How's that for trashing a process as democratic as America itself? Maybe Handman lost her own American way.
Contrast her hysteria with the support for a convention from Gov. George Pataki and Assembly Minority Leader Tom Reynolds, R-Springville, happy exceptions to convention foes among entrenched Albany insiders.
"It's time we shook things up," Reynolds says, "and let the chips fall where they may."
How refreshingly open to new ideas. Sounds almost Jeffersonian, this support for periodic reviews of constitutional guidelines by the people they govern.
The most dispiriting part of the special-interest opposition is this: It betrays a failure of confidence, a quaking insecurity about self-government, a narrow self-interest.
New Yorkers need to cast self-doubts aside. If the people pay attention, and if they elect delegates committed to truly democratic ideals, this convention can produce a modern state constitution built on the best traditions of our past.
The constitution New York deserves is a coherent document that defines broad principles of government, that clarifies relationships within state government and between Albany and the localities. The promise of the convention is a unified document erasing the wrinkles of age to foster justice in the courts, the more efficient delivery of services at leaner costs and fair treatment of state residents.
Why fear an assembly that can move toward those noble goals? This is not an impossible task unless no one undertakes it. Earlier generations succeeded, rewriting the constitution to suit the problems of their eras. So can ours.
Since 1846, New York constitutions have required votes by the people on whether to hold a convention at least once every 20 years. In 1977, New Yorkers rejected the idea. We, the people, should not repeat the mistake.
New York's last convention occurred in 1967. Like one in 1915, it recommended a new constitution that was turned down by New Yorkers in the referendum asking them to ratify it.
The voter rejection is sometimes cited as proof that the 1967 convention failed. But what it really shows is the powerful check that the voters hold against a convention rewrite that they think goes too far.

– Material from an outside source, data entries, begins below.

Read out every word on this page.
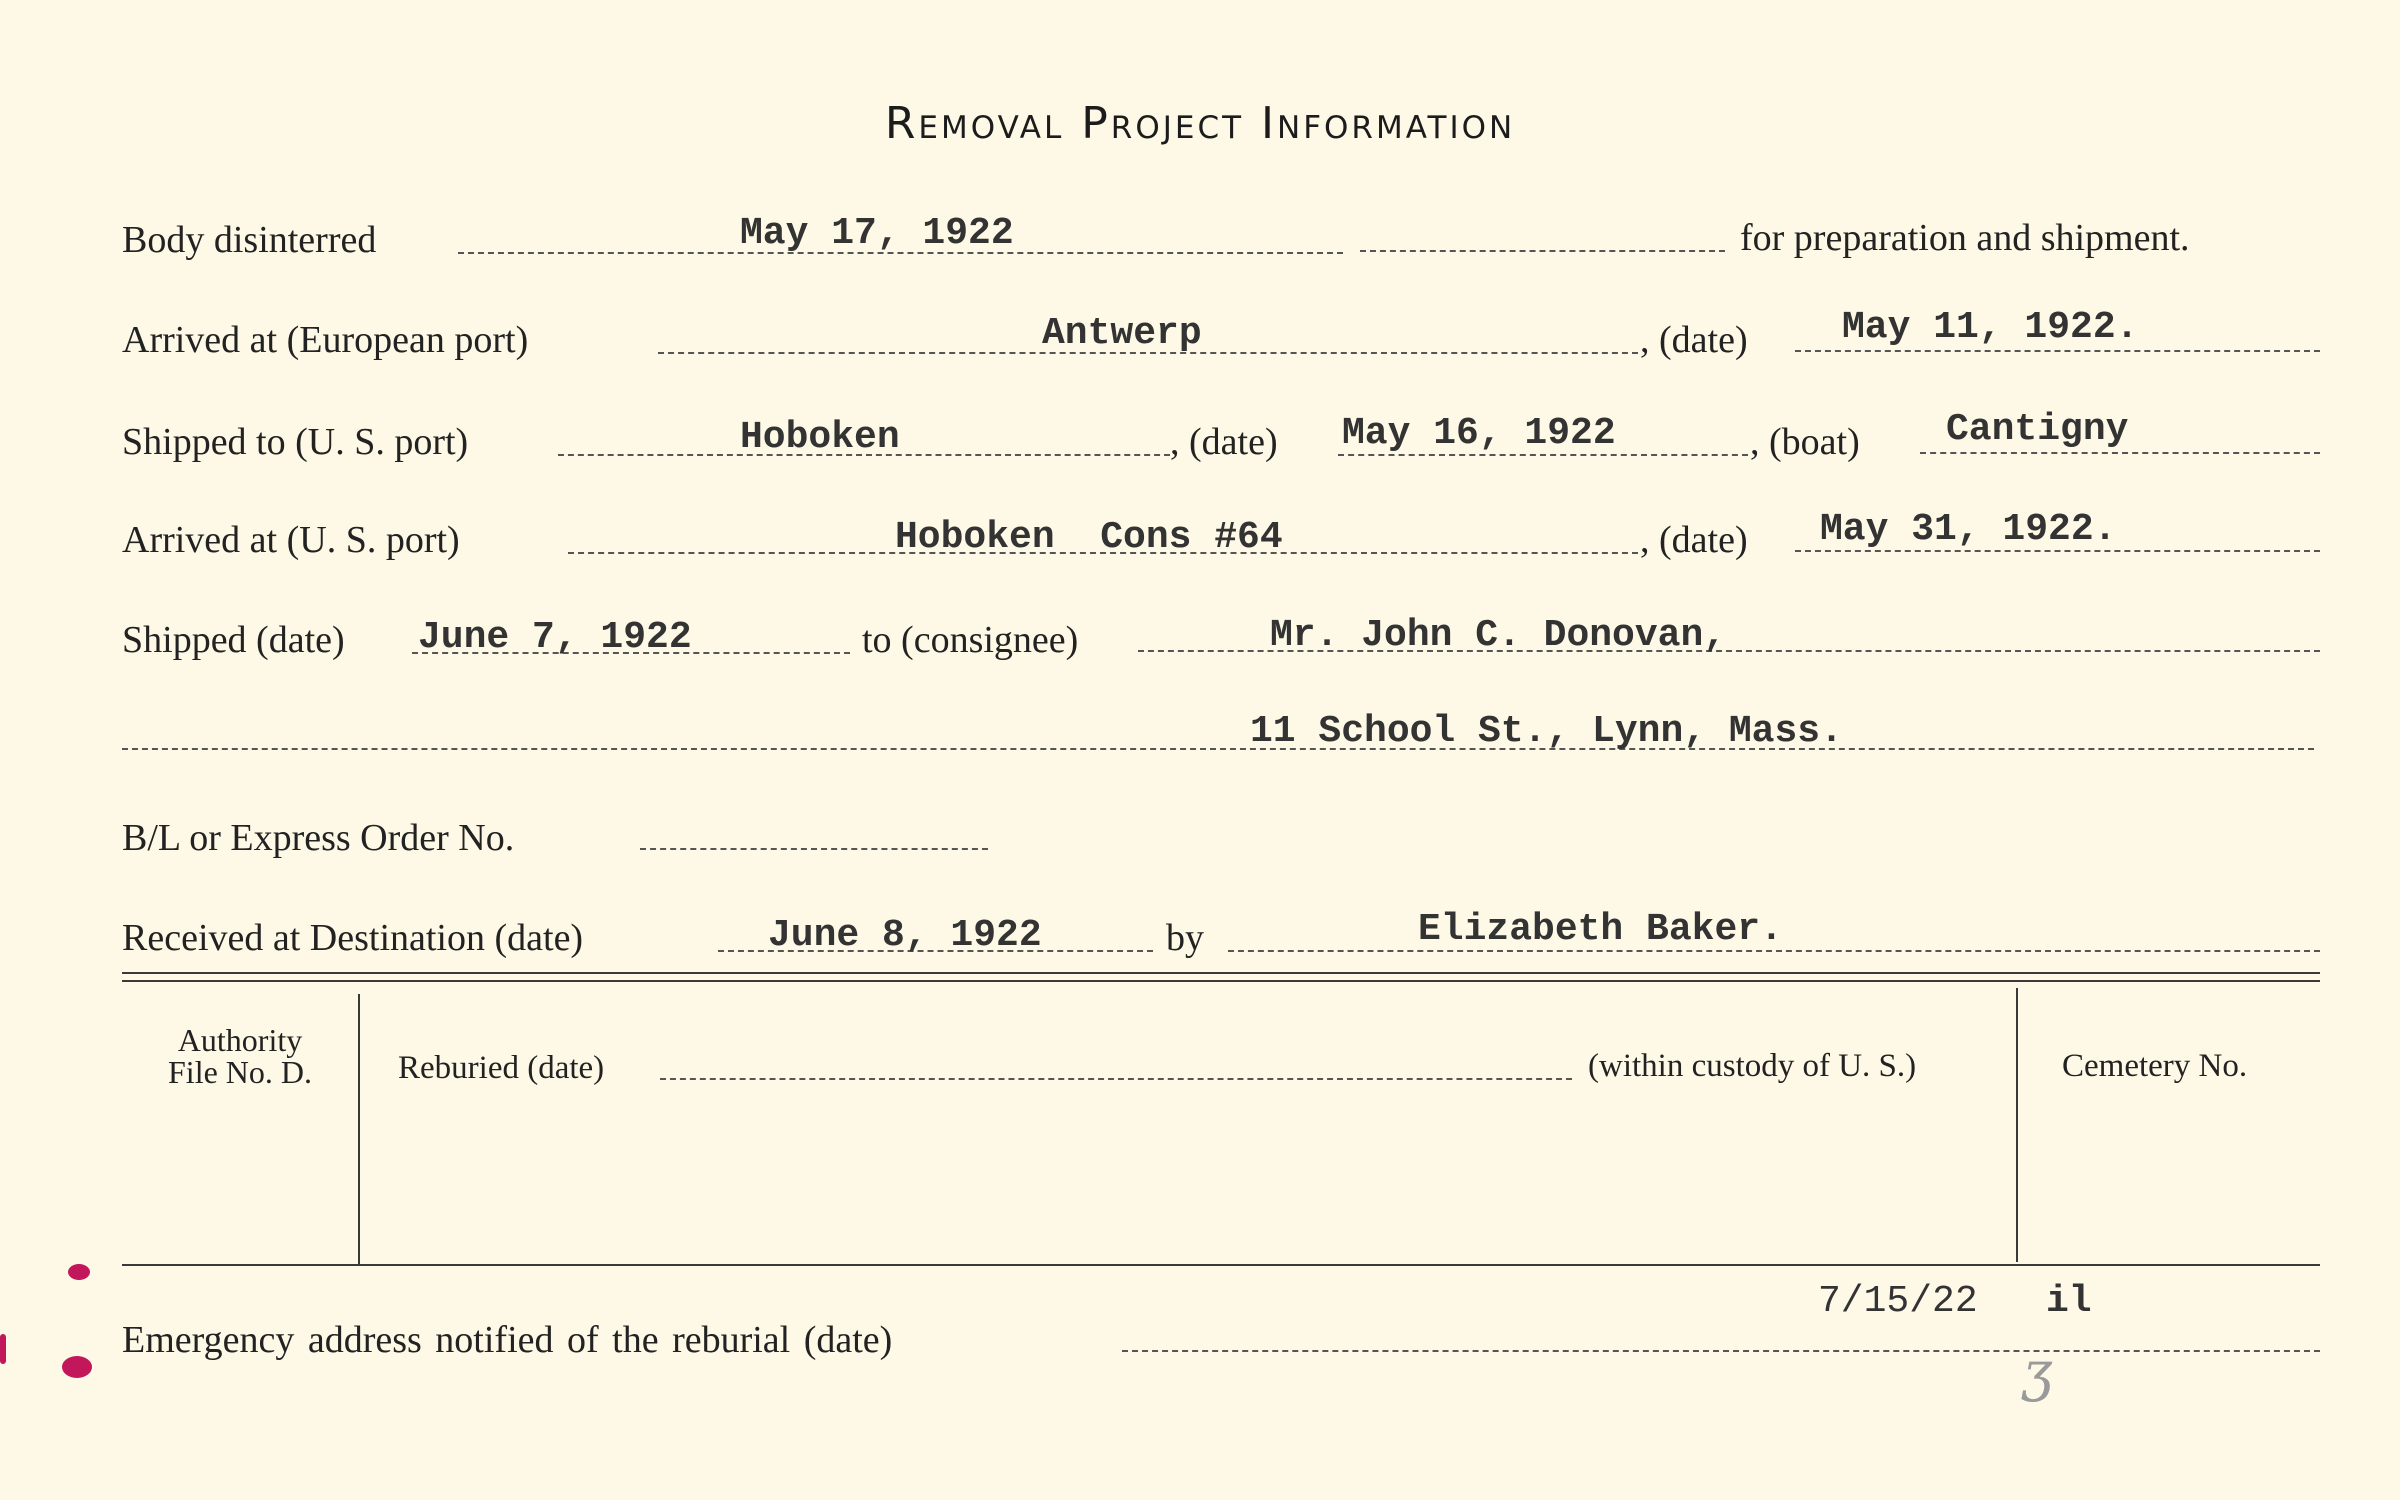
Removal Project Information
Body disinterred	May 17, 1922	for preparation and shipment.
Arrived at (European port)	Antwerp	, (date) May 11, 1922.
Shipped to (U. S. port)	Hoboken	, (date) May 16, 1922	, (boat) Cantigny
Arrived at (U. S. port)	Hoboken  Cons #64	, (date) May 31, 1922.
Shipped (date) June 7, 1922	to (consignee)	Mr. John C. Donovan,
11 School St., Lynn, Mass.
B/L or Express Order No.
Received at Destination (date)	June 8, 1922	by	Elizabeth Baker.
Authority
File No. D.	Reburied (date)	(within custody of U. S.)	Cemetery No.
Emergency address notified of the reburial (date)
7/15/22 il
ʒ
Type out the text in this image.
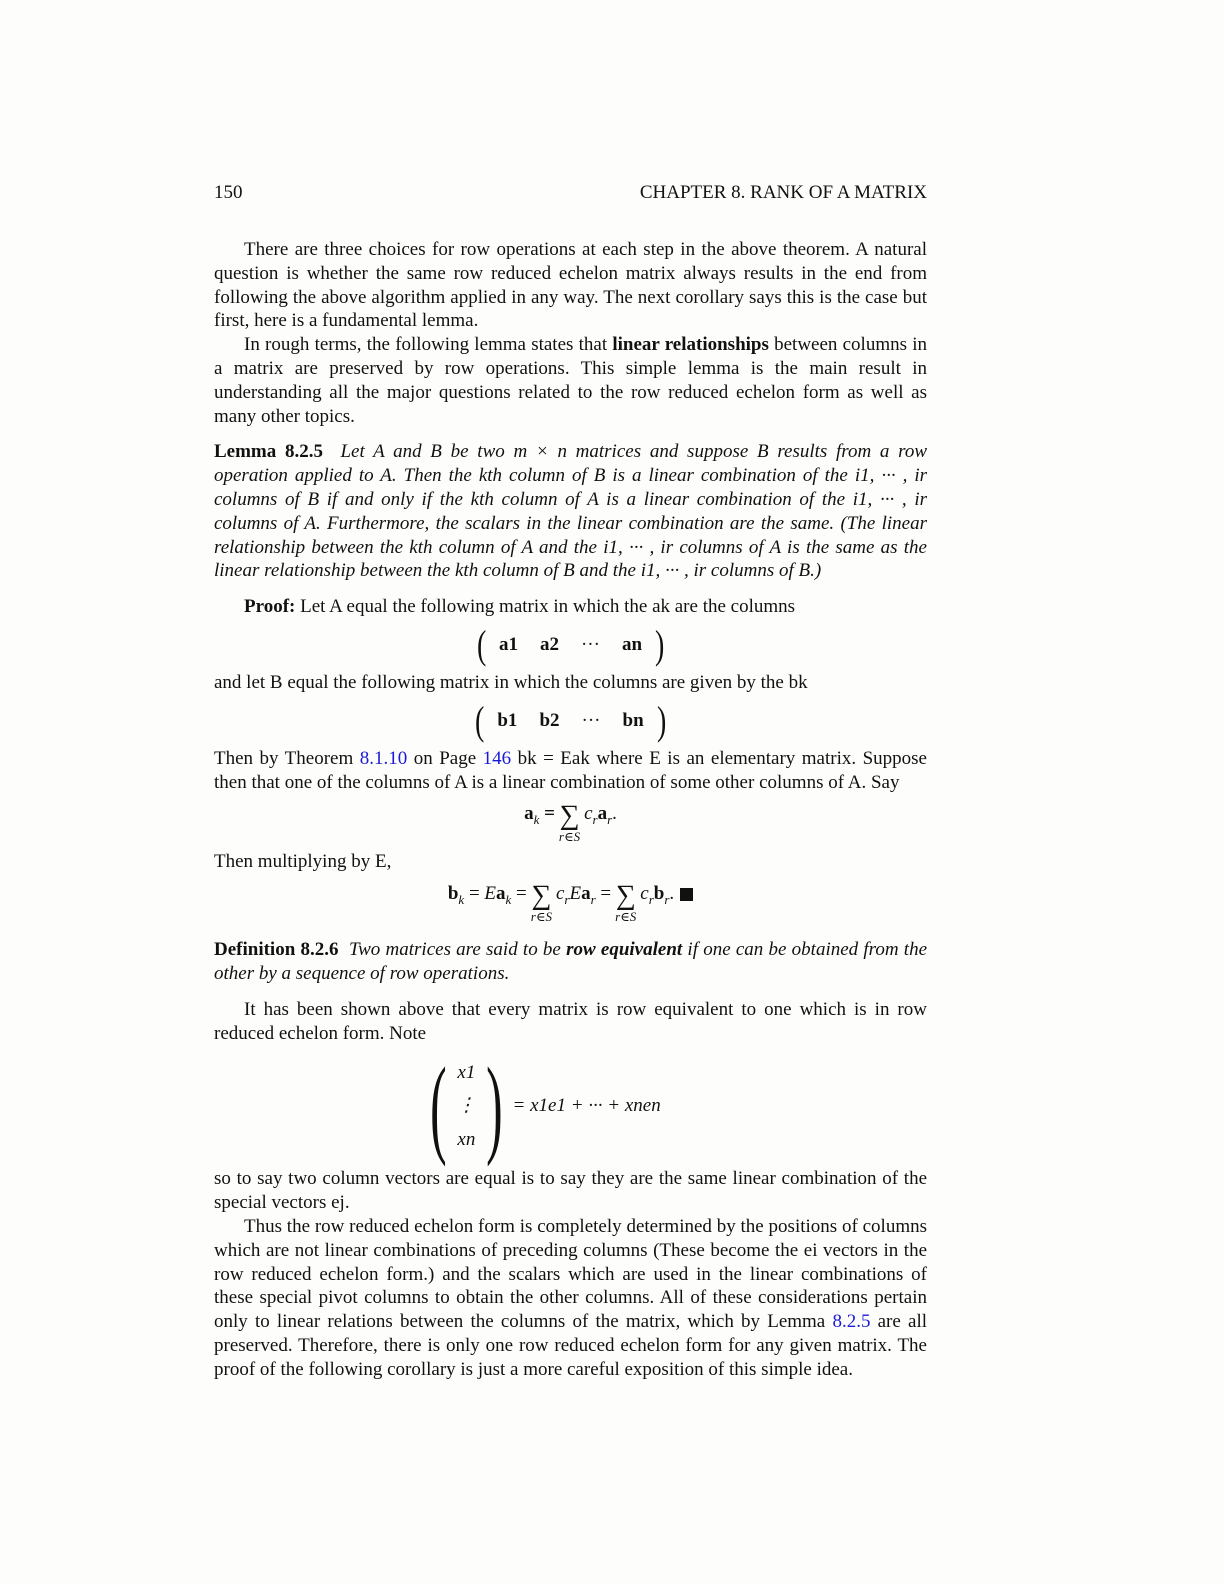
150	CHAPTER 8. RANK OF A MATRIX

There are three choices for row operations at each step in the above theorem. A natural question is whether the same row reduced echelon matrix always results in the end from following the above algorithm applied in any way. The next corollary says this is the case but first, here is a fundamental lemma.

In rough terms, the following lemma states that linear relationships between columns in a matrix are preserved by row operations. This simple lemma is the main result in understanding all the major questions related to the row reduced echelon form as well as many other topics.

Lemma 8.2.5 Let A and B be two m × n matrices and suppose B results from a row operation applied to A. Then the kth column of B is a linear combination of the i1, ··· , ir columns of B if and only if the kth column of A is a linear combination of the i1, ··· , ir columns of A. Furthermore, the scalars in the linear combination are the same. (The linear relationship between the kth column of A and the i1, ··· , ir columns of A is the same as the linear relationship between the kth column of B and the i1, ··· , ir columns of B.)

Proof: Let A equal the following matrix in which the ak are the columns

( a1 a2 ··· an )

and let B equal the following matrix in which the columns are given by the bk

( b1 b2 ··· bn )

Then by Theorem 8.1.10 on Page 146 bk = Eak where E is an elementary matrix. Suppose then that one of the columns of A is a linear combination of some other columns of A. Say

$a_k$ = ∑
r∈S
$c_ra_r$.

Then multiplying by E,

$b_k = Ea_k$ = ∑
r∈S
$c_rEa_r$ = ∑
r∈S
$c_rb_r$.

Definition 8.2.6 Two matrices are said to be row equivalent if one can be obtained from the other by a sequence of row operations.

It has been shown above that every matrix is row equivalent to one which is in row reduced echelon form. Note

( x1
⋮
xn ) = x1e1 + ··· + xnen

so to say two column vectors are equal is to say they are the same linear combination of the special vectors ej.

Thus the row reduced echelon form is completely determined by the positions of columns which are not linear combinations of preceding columns (These become the ei vectors in the row reduced echelon form.) and the scalars which are used in the linear combinations of these special pivot columns to obtain the other columns. All of these considerations pertain only to linear relations between the columns of the matrix, which by Lemma 8.2.5 are all preserved. Therefore, there is only one row reduced echelon form for any given matrix. The proof of the following corollary is just a more careful exposition of this simple idea.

The post-convention referendum leaves the ultimate decision with the people. No constitution written by a 1999 convention, either, can take effect unless New Yorkers approve it.
Were Thomas Jefferson alive, there's little doubt where he would stand on the questions of trusting the people and calling a convention.
After one of the most vitriolic political campaigns in American history, Jefferson gave his first inaugural address as president in March 1801. "Sometimes it is said that man cannot be trusted with government of himself," he told his audience. "Can he, then, be trusted with the government of others? Or have we found angels . . . to govern him?"
New Yorkers should keep Jefferson's democratic faith in mind when stepping into the voting booth Nov. 4. If we don't trust the people -- ourselves -- to oversee revision of the state constitution -- and then to evaluate revisions proposed by a convention -- who in the world do we trust?
What angels are there to do our job? None. And the chance may not come again for another 20 years. This is the time for us -- the people -- to do it.